Check out these comedians and what they have to say about creating laughs on TikTok (in no particular order).

Elyse Myers (@elysemyers) transitioned from stay-at-home mom and coder to comedian, amassing 5 million TikTok followers by sharing hilarious anecdotes from her life experiences, sprinkled with relatable anxiety and awkwardness. Fans flock to her content because of her blunt storytelling, catchphrases (“absolutely not”), and silly graphics.
Myers’ video about the worst first date she’d ever been on (she was duped into buying 100 tacos) went viral, catapulting her into comedy, a career she’d never considered.
“Even calling myself a comedian feels strange to me, as if to say, ‘no, I just like being funny!’
But people say, ‘that’s a comedian.’ “Myers claims. She had never done any standup before, she claims. “TikTok naturally created that space for me.”
The 28-year-old from Nebraska also claims that social media platforms have made comedy more accessible.
“It’s breaking down the barriers for people who don’t feel like they have a chance to succeed because they don’t have the right team,” she says.
“You are the group.
You will be the videographer.
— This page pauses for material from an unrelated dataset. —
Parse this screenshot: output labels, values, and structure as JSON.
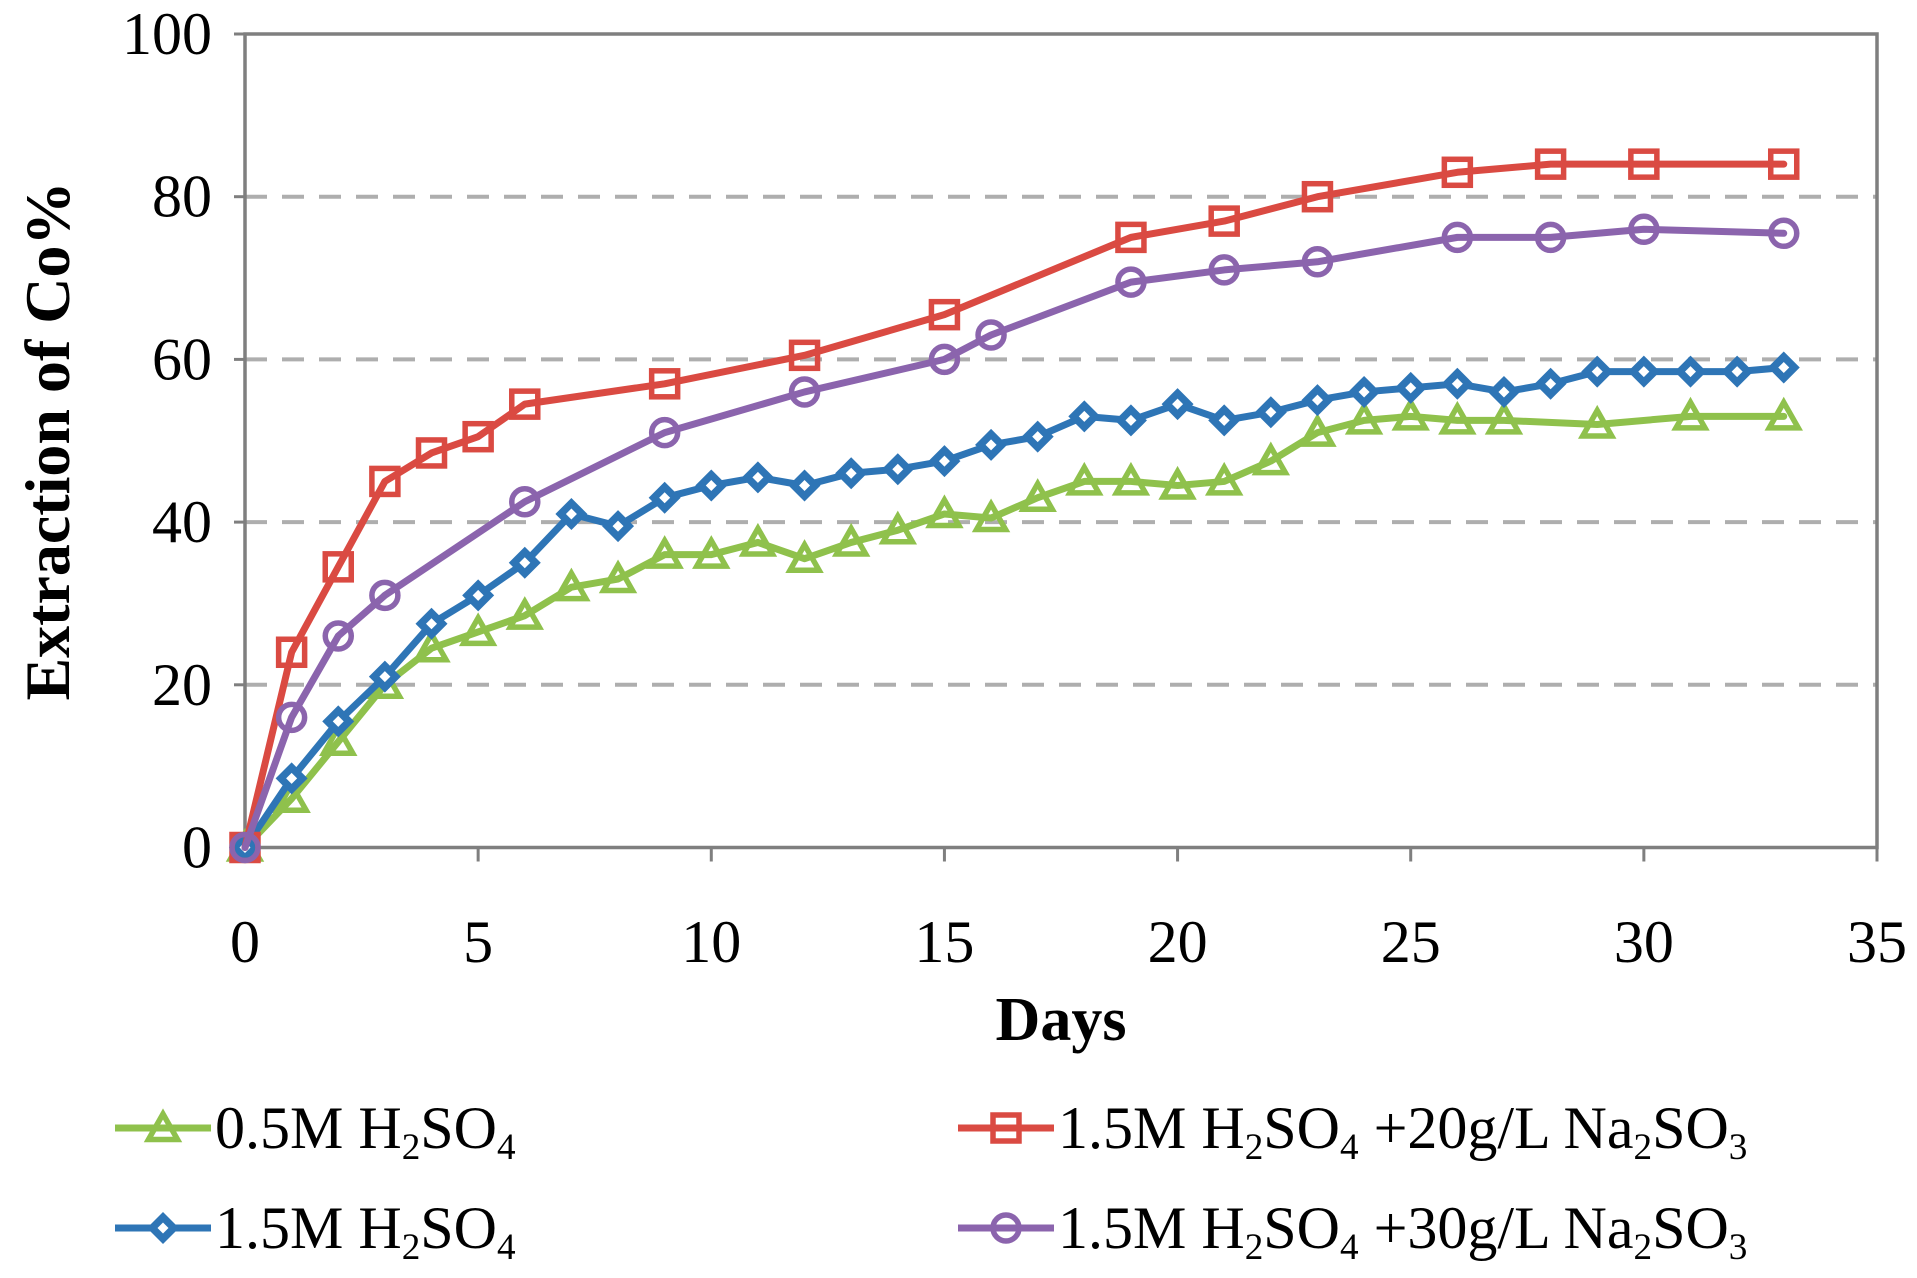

You are the author. You are the chief editor. You are everything, and if you can dive into all of those areas and learn them, you will be able to succeed if it is something you want to do.”
Aside from her amusing stories, Myers has gained followers for her genuine and encouraging perspectives on mental health.
“What we crave the most right now is human connection,” says Myers, who plans to spread her message via podcast and television.
“So if I can incorporate that into my comedy, that’s very important to me, and I’ll do it every time.”